Autre comptoir extrêmement trompeur. Tout est reflété, réfléchi et multiplié en un jeu vertigineux de trompe-l’œil et de pièges perspectifs. Même la vitrine et les murs participent à ce kaléidoscope. Le barman pourrait être devant, ou derrière vous. Le café que vous avez commandé tarde à arriver, parce que le barman est lent, ou parce que vous l’avez commandé au reflet du barman qui, en réalité, se trouve vingt mètres plus loin. Vous demandez un whisky, mais le barman devra comprendre, parmi les cent bouteilles reflétées, laquelle est la vraie, après quoi il vous versera le whisky sur la tête. Vous étiez persuadé de tourner votre petite cuillère dans votre café, alors que vous l’avez enfilée dans la bouche d’un enfant.
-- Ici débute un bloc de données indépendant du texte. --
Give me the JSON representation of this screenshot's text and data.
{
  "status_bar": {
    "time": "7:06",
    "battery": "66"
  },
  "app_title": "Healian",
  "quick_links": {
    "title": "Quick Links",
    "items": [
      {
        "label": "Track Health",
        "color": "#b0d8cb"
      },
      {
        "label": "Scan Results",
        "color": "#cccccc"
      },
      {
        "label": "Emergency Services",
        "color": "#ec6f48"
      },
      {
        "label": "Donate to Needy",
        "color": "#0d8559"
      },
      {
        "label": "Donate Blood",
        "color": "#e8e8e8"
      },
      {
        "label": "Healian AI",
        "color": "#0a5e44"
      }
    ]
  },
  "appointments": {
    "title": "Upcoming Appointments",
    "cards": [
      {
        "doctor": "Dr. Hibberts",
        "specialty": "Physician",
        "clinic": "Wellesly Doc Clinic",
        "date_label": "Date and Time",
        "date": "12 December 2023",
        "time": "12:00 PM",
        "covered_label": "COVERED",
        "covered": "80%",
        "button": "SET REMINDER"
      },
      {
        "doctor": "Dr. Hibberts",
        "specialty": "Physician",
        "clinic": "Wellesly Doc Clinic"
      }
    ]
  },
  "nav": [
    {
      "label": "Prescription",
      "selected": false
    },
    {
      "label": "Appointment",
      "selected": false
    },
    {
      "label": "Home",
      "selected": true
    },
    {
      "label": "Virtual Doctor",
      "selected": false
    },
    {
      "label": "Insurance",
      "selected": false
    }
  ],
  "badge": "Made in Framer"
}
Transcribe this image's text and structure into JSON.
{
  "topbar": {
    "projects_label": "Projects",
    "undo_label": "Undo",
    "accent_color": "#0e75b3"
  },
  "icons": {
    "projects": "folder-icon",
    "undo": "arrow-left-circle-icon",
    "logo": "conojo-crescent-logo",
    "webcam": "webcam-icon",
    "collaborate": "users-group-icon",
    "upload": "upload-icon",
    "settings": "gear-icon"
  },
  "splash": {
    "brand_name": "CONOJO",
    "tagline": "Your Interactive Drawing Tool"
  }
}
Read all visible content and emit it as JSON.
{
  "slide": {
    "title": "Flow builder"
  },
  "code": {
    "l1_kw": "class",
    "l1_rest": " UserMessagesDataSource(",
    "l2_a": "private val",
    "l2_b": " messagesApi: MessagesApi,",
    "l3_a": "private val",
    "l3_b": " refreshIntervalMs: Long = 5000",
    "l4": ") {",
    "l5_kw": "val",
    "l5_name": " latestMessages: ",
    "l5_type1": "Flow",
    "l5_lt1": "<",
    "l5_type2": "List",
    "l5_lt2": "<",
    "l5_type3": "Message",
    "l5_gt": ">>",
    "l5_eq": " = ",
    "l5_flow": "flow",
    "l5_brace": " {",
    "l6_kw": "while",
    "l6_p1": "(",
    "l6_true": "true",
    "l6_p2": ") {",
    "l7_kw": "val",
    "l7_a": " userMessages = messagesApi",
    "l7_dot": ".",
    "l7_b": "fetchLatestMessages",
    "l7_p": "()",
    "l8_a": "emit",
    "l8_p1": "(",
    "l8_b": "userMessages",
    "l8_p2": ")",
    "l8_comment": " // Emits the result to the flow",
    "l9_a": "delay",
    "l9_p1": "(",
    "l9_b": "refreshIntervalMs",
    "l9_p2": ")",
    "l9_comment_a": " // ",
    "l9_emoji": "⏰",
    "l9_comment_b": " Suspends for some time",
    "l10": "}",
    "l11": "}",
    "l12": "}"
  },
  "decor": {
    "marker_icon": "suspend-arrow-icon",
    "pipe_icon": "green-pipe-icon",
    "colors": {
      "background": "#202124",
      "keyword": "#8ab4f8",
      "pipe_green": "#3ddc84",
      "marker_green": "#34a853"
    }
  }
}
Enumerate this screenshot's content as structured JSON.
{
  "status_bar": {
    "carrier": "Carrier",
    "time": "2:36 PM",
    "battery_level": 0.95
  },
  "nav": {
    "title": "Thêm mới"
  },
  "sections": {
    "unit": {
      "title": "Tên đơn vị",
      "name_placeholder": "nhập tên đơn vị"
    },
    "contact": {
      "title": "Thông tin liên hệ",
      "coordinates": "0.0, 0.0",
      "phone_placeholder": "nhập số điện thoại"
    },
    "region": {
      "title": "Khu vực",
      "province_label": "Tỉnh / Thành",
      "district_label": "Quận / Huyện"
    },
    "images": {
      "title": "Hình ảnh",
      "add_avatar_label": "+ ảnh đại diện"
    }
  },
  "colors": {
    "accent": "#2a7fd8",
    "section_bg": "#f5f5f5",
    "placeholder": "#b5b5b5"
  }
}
Ce que vous tenez à la main n’est pas une brioche, mais la joue d’une femme. Et ainsi de suite.

Un jour, dans l’un de ces bars, un client demanda un toast.

Le barman répondit qu’on n’en faisait pas.

— Pourtant, insista le client, c’est écrit là : “Toasts et sandwiches chauds.”

— Non, monsieur, répondit le barman, la pancarte que vous voyez est celle du bar d’en face.

Le serpent géant

Comptoir exigeant beaucoup de travail, constitué de mètres cubes de matériau en brique. Le barman court d’un bout à l’autre du comptoir, suant et déplaçant sans arrêt l’unique sucrier. Quand le serpent géant s’unit au monolithe, on obtient le moloch, rêve et cauchemar de tous les barmen. Un bloc brillant qui s’inspire des statues de l’île de Pâques, et dont le transport nécessite un semi-remorque. Une fois, nous assistâmes au montage d’un moloch, dans un petit bar de banlieue. Le patron était très content. Mais, quelques heures plus tard, il s’aperçut que le comptoir occupait tout l’intérieur du bar et qu’il ne restait plus de place, ni pour lui ni pour les clients. Pendant quelques semaines, il parvint à joindre les deux bouts en le montrant aux gens : mille lires les dix minutes. Puis, à l’aide d’une tronçonneuse, il le coupa en huit morceaux qu’il vendit, les faisant passer pour des sculptures modernes. Actuellement, sept d’entre elles sont exposées dans la villa d’un producteur romain à Torvajanica, la huitième se trouve dans un musée de San Antonio (Texas).

Le comptoir marin

Vieux et classique comptoir en bois, avec hublot et finitions en cuivre, serti de coquillages et de momies de langoustes. Il produit, évidemment, un curieux effet hors de son habitat naval, dans un bar citadin. Mais il fonctionne toujours, surtout si le barman porte un bandeau sur l’œil.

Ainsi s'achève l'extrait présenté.